Extremism should be the subject of ridicule. When we bind ourselves to the assumed ideals from bronze-aged men living in a culture we cannot replicate nor begin to understand, and when we take these 'ideals' literally then attempt to force them onto the rest of the world, we need to be enlightened. It is in the realm of the mind that this war takes place. It is the war for truth and kindness. Words and pictures are the weapons of mass destruction - the destruction of ignorance and hate.
The people of France took to the streets last night, pens in hand and with signs that said, "We Are Not Afraid." They declared in one voice that they would stand against this war on freedom of speech, freedom of ideas, freedom of opinions. Satire can be truthful, funny, and hurtful. France has a history of using cartoons to protest and provoke. It is an integral part of their society.
No one should fear losing his/her life for speaking out or for poking fun at anything. When extremists attempt to police the ideas of others, it is time for us to show our solidarity.

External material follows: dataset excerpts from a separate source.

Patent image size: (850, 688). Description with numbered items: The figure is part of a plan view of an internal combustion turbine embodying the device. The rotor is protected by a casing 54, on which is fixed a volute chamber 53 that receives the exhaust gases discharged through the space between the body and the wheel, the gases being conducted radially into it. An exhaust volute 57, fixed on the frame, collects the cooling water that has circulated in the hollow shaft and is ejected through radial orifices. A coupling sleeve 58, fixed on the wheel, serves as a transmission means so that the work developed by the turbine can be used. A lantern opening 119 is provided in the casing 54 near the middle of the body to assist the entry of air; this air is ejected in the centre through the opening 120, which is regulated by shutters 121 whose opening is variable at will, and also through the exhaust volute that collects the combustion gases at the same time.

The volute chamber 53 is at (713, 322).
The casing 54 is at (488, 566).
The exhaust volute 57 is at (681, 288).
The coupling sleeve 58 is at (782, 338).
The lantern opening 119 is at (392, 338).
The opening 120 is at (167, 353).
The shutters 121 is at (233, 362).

"JeSuis Charlie" - I am Charlie. The point of free speech is that they have the right to express themselves. I grew up with the mantra, "I may not agree with what you have to say, but I will defend to the death your right to say it." I stand in solidarity with all journalists, cartoonists, and social commentators threatened with violence or attacked by captious fanatics. They cannot stop us.
|By French Ilustrator Lucille Clerc|
“I’d rather die on my feet than live on my knees.” –Stephane “Charb” Charbonnier (1967 – 2015), publisher, Charlie Hebdo.